PeakView Basecamp
K2

Atlas/K2

Summit Series

02

K2

The savage mountain.

🇵🇰 Pakistan / 🇨🇳 China·Asia·Karakoram·8,611m

Difficulty 10/10

Elevation

8,611m

28,251 ft

First Ascent

1954

Achille Compagnoni, Lino Lacedelli

Best Season

June–August

Summit Days

60–75 days

Fatality Rate

~25%

Permits

Required

Overview

The second-highest mountain on Earth and, by every measure that matters, the harder one. 8,611 metres in the Karakoram range on the Pakistan-China border, K2 has no easy side. The name is provisional — a surveyor's notation from 1856 that was never replaced because the mountain was too remote to have a local name in common use. K1 was Masherbrum. K3, K4, K5 became Broad Peak, Gasherbrum II, Gasherbrum III. K2 stayed K2.

The first ascent came in 1954, the year after Everest, by an Italian team led by Ardito Desio. Achille Compagnoni and Lino Lacedelli reached the top. The expedition was bitter, the credit disputed for decades. Reinhold Messner climbed it without supplemental oxygen in 1979. The first winter ascent was not made until 2021 — sixty-seven years after the first summer ascent, and only after every other 8000er had already been climbed in winter. K2 was the last to fall.

The standard route, the Abruzzi Spur, is steeper than anything on Everest. The Bottleneck — a couloir at 8,200 metres beneath a hanging serac — is the section that defines the mountain's reputation. In 2008, the serac collapsed and eleven climbers died on a single descent. The fatality rate among summiteers is roughly one in four. There is no commercial guiding industry on K2 in the way there is on Everest. The mountain does not lend itself to assistance.
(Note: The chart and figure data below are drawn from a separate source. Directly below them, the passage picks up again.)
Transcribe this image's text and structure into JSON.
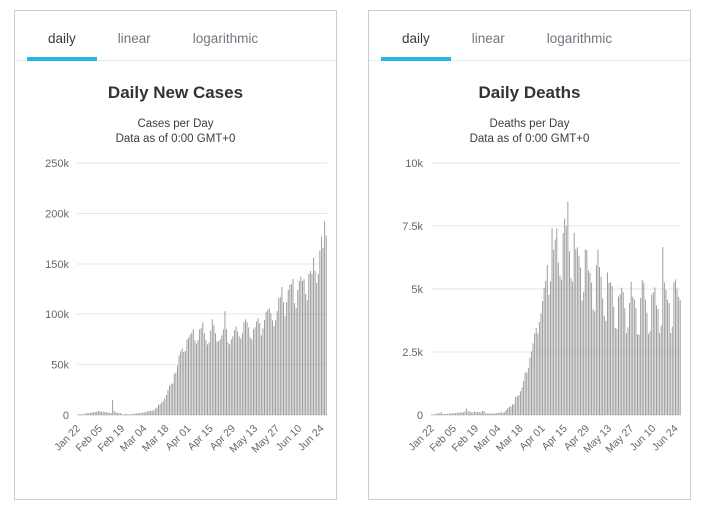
{
  "colors": {
    "accent_tab_underline": "#2cb4e8",
    "bar": "#999999",
    "grid_line": "#e6e6e6",
    "axis_line": "#ccd6eb",
    "axis_label": "#666666",
    "title_text": "#333333",
    "subtitle_text": "#3d3d3d",
    "tab_active_text": "#3a3a3a",
    "tab_inactive_text": "#6f7880",
    "panel_border": "#cccccc"
  },
  "panels": [
    {
      "tabs": [
        {
          "label": "daily",
          "active": true
        },
        {
          "label": "linear",
          "active": false
        },
        {
          "label": "logarithmic",
          "active": false
        }
      ],
      "title": "Daily New Cases",
      "subtitle1": "Cases per Day",
      "subtitle2": "Data as of 0:00 GMT+0"
    },
    {
      "tabs": [
        {
          "label": "daily",
          "active": true
        },
        {
          "label": "linear",
          "active": false
        },
        {
          "label": "logarithmic",
          "active": false
        }
      ],
      "title": "Daily Deaths",
      "subtitle1": "Deaths per Day",
      "subtitle2": "Data as of 0:00 GMT+0"
    }
  ],
  "chart_data": [
    {
      "type": "bar",
      "title": "Daily New Cases",
      "subtitle": "Cases per Day — Data as of 0:00 GMT+0",
      "xlabel": "",
      "ylabel": "",
      "legend": "none",
      "grid": true,
      "bar_color": "#999999",
      "ylim": [
        0,
        250000
      ],
      "y_ticks": [
        {
          "label": "0",
          "value": 0
        },
        {
          "label": "50k",
          "value": 50000
        },
        {
          "label": "100k",
          "value": 100000
        },
        {
          "label": "150k",
          "value": 150000
        },
        {
          "label": "200k",
          "value": 200000
        },
        {
          "label": "250k",
          "value": 250000
        }
      ],
      "x_tick_labels": [
        "Jan 22",
        "Feb 05",
        "Feb 19",
        "Mar 04",
        "Mar 18",
        "Apr 01",
        "Apr 15",
        "Apr 29",
        "May 13",
        "May 27",
        "Jun 10",
        "Jun 24"
      ],
      "x_tick_indices": [
        0,
        14,
        28,
        42,
        56,
        70,
        84,
        98,
        112,
        126,
        140,
        154
      ],
      "values": [
        500,
        650,
        800,
        780,
        820,
        1750,
        1780,
        1980,
        2100,
        2600,
        2830,
        2840,
        3240,
        3930,
        3730,
        3160,
        3440,
        2680,
        3020,
        2550,
        2060,
        2060,
        15150,
        4050,
        2600,
        2120,
        2070,
        1890,
        620,
        550,
        900,
        1000,
        700,
        620,
        920,
        1030,
        1390,
        1440,
        1800,
        1880,
        2000,
        2610,
        2440,
        2930,
        3600,
        4020,
        4030,
        4330,
        4620,
        6280,
        7510,
        10100,
        10800,
        12300,
        13900,
        16300,
        19800,
        24800,
        28900,
        30700,
        31300,
        40800,
        42500,
        49100,
        59200,
        63200,
        66100,
        62500,
        63600,
        74700,
        76800,
        79500,
        81500,
        85000,
        74000,
        71000,
        74000,
        85000,
        86000,
        92000,
        81000,
        74000,
        70000,
        72000,
        84000,
        95000,
        89000,
        81000,
        73000,
        73000,
        75000,
        79000,
        85000,
        103000,
        85000,
        72000,
        70000,
        75000,
        78000,
        84000,
        88000,
        83000,
        78000,
        76000,
        81000,
        92000,
        95000,
        92000,
        87000,
        77000,
        75000,
        85000,
        87000,
        93000,
        96000,
        91000,
        79000,
        86000,
        94000,
        102000,
        104000,
        106000,
        101000,
        94000,
        88000,
        94000,
        103000,
        116000,
        117000,
        127000,
        112000,
        98000,
        112000,
        124000,
        129000,
        130000,
        135000,
        111000,
        106000,
        124000,
        133000,
        137000,
        133000,
        135000,
        120000,
        114000,
        140000,
        143000,
        140000,
        156000,
        143000,
        131000,
        140000,
        163000,
        177000,
        166000,
        192000,
        178000
      ]
    },
    {
      "type": "bar",
      "title": "Daily Deaths",
      "subtitle": "Deaths per Day — Data as of 0:00 GMT+0",
      "xlabel": "",
      "ylabel": "",
      "legend": "none",
      "grid": true,
      "bar_color": "#999999",
      "ylim": [
        0,
        10000
      ],
      "y_ticks": [
        {
          "label": "0",
          "value": 0
        },
        {
          "label": "2.5k",
          "value": 2500
        },
        {
          "label": "5k",
          "value": 5000
        },
        {
          "label": "7.5k",
          "value": 7500
        },
        {
          "label": "10k",
          "value": 10000
        }
      ],
      "x_tick_labels": [
        "Jan 22",
        "Feb 05",
        "Feb 19",
        "Mar 04",
        "Mar 18",
        "Apr 01",
        "Apr 15",
        "Apr 29",
        "May 13",
        "May 27",
        "Jun 10",
        "Jun 24"
      ],
      "x_tick_indices": [
        0,
        14,
        28,
        42,
        56,
        70,
        84,
        98,
        112,
        126,
        140,
        154
      ],
      "values": [
        17,
        25,
        26,
        56,
        65,
        66,
        107,
        38,
        43,
        46,
        46,
        57,
        65,
        66,
        73,
        73,
        86,
        89,
        97,
        108,
        97,
        146,
        254,
        143,
        143,
        106,
        98,
        136,
        116,
        119,
        112,
        105,
        150,
        160,
        67,
        63,
        58,
        55,
        68,
        58,
        67,
        73,
        84,
        100,
        101,
        99,
        112,
        204,
        275,
        321,
        345,
        416,
        438,
        711,
        753,
        786,
        939,
        1078,
        1353,
        1690,
        1684,
        1869,
        2276,
        2523,
        2843,
        3245,
        3452,
        3228,
        3688,
        4032,
        4520,
        5047,
        5331,
        5948,
        4766,
        5306,
        7412,
        6556,
        6965,
        7400,
        6048,
        5531,
        5372,
        7217,
        7800,
        7500,
        8470,
        6500,
        5434,
        5292,
        7229,
        6588,
        6651,
        6318,
        5857,
        4541,
        4892,
        6571,
        6545,
        5745,
        5640,
        5245,
        4190,
        4112,
        5938,
        6576,
        5868,
        5486,
        4622,
        3944,
        3733,
        5662,
        5236,
        5272,
        5120,
        4289,
        3444,
        3422,
        4699,
        4794,
        5055,
        4879,
        4234,
        3248,
        3480,
        4448,
        5288,
        4692,
        4584,
        4232,
        3205,
        3180,
        4650,
        5360,
        5250,
        4580,
        4060,
        3220,
        3330,
        4770,
        4870,
        5060,
        4350,
        4210,
        3250,
        3540,
        6660,
        5260,
        4970,
        4570,
        4440,
        3250,
        3500,
        5270,
        5380,
        5010,
        4680,
        4560
      ]
    }
  ]
}
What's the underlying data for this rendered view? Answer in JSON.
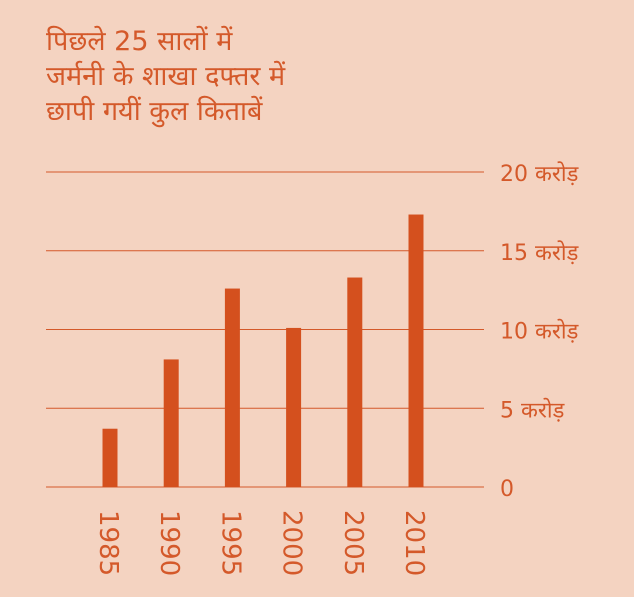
{
  "chart_data": {
    "type": "bar",
    "title_lines": [
      "पिछले 25 सालों में",
      "जर्मनी के शाखा दफ्तर में",
      "छापी गयीं कुल किताबें"
    ],
    "categories": [
      "1985",
      "1990",
      "1995",
      "2000",
      "2005",
      "2010"
    ],
    "values": [
      3.7,
      8.1,
      12.6,
      10.1,
      13.3,
      17.3
    ],
    "ylim": [
      0,
      20
    ],
    "y_ticks": [
      {
        "value": 0,
        "label": "0"
      },
      {
        "value": 5,
        "label": "5 करोड़"
      },
      {
        "value": 10,
        "label": "10 करोड़"
      },
      {
        "value": 15,
        "label": "15 करोड़"
      },
      {
        "value": 20,
        "label": "20 करोड़"
      }
    ],
    "grid": true,
    "xlabel": "",
    "ylabel": ""
  },
  "colors": {
    "background": "#f4d3c1",
    "bar": "#d4501e",
    "grid": "#d4592a",
    "text": "#d4592a"
  }
}
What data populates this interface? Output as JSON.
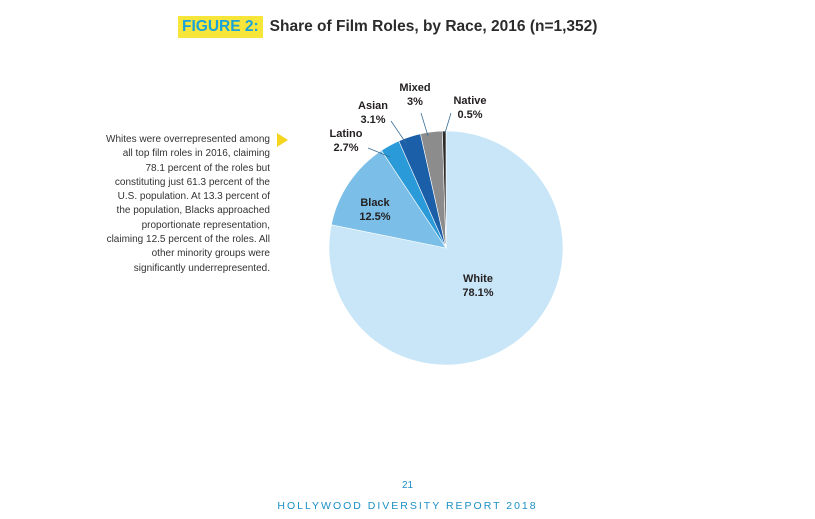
{
  "figure": {
    "badge": "FIGURE 2:",
    "title": "Share of Film Roles, by Race, 2016 (n=1,352)"
  },
  "side_note": "Whites were overrepresented among all top film roles in 2016, claiming 78.1 percent of the roles but constituting just 61.3 percent of the U.S. population. At 13.3 percent of the population, Blacks approached proportionate representation, claiming 12.5 percent of the roles. All other minority groups were significantly underrepresented.",
  "page_number": "21",
  "footer": "HOLLYWOOD DIVERSITY REPORT 2018",
  "chart_data": {
    "type": "pie",
    "title": "Share of Film Roles, by Race, 2016 (n=1,352)",
    "slices": [
      {
        "label": "White",
        "value": 78.1,
        "value_label": "78.1%",
        "color": "#c8e6f7"
      },
      {
        "label": "Black",
        "value": 12.5,
        "value_label": "12.5%",
        "color": "#7bbfe8"
      },
      {
        "label": "Latino",
        "value": 2.7,
        "value_label": "2.7%",
        "color": "#2a9ad8"
      },
      {
        "label": "Asian",
        "value": 3.1,
        "value_label": "3.1%",
        "color": "#1a5fa8"
      },
      {
        "label": "Mixed",
        "value": 3.0,
        "value_label": "3%",
        "color": "#8c8c8c"
      },
      {
        "label": "Native",
        "value": 0.5,
        "value_label": "0.5%",
        "color": "#2b2b2b"
      }
    ]
  }
}
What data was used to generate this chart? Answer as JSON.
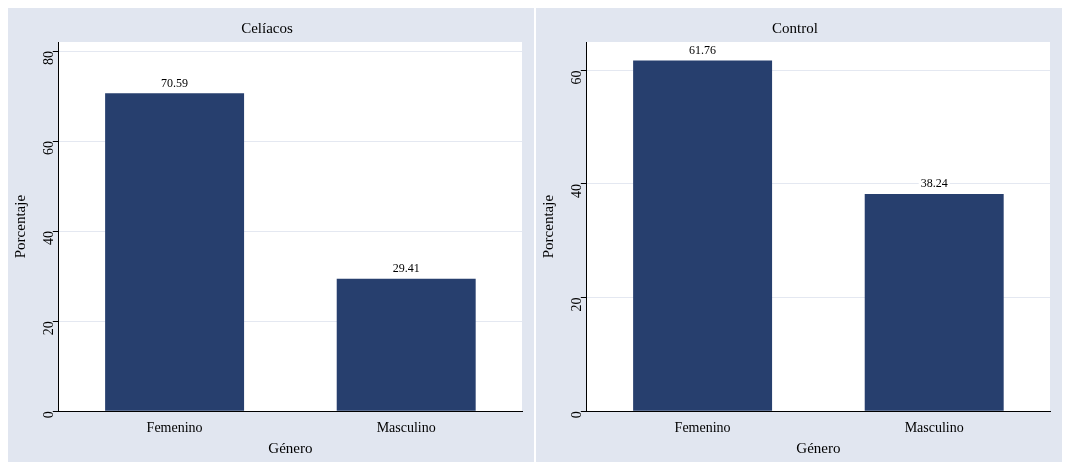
{
  "chart_data": [
    {
      "type": "bar",
      "title": "Celíacos",
      "xlabel": "Género",
      "ylabel": "Porcentaje",
      "categories": [
        "Femenino",
        "Masculino"
      ],
      "values": [
        70.59,
        29.41
      ],
      "color": "#273f6e",
      "ylim": [
        0,
        82
      ],
      "yticks": [
        0,
        20,
        40,
        60,
        80
      ],
      "grid": "y",
      "data_labels": true
    },
    {
      "type": "bar",
      "title": "Control",
      "xlabel": "Género",
      "ylabel": "Porcentaje",
      "categories": [
        "Femenino",
        "Masculino"
      ],
      "values": [
        61.76,
        38.24
      ],
      "color": "#273f6e",
      "ylim": [
        0,
        65
      ],
      "yticks": [
        0,
        20,
        40,
        60
      ],
      "grid": "y",
      "data_labels": true
    }
  ]
}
What makes K2 different is the verticality. From base camp at 5,000 metres, the summit pyramid rises in a single architectural gesture — clean, steep, unrelenting. There is no plateau to traverse, no easy ridge to follow. The climber who reaches the top has earned every metre with full attention. The descent, statistically, is more dangerous than the ascent.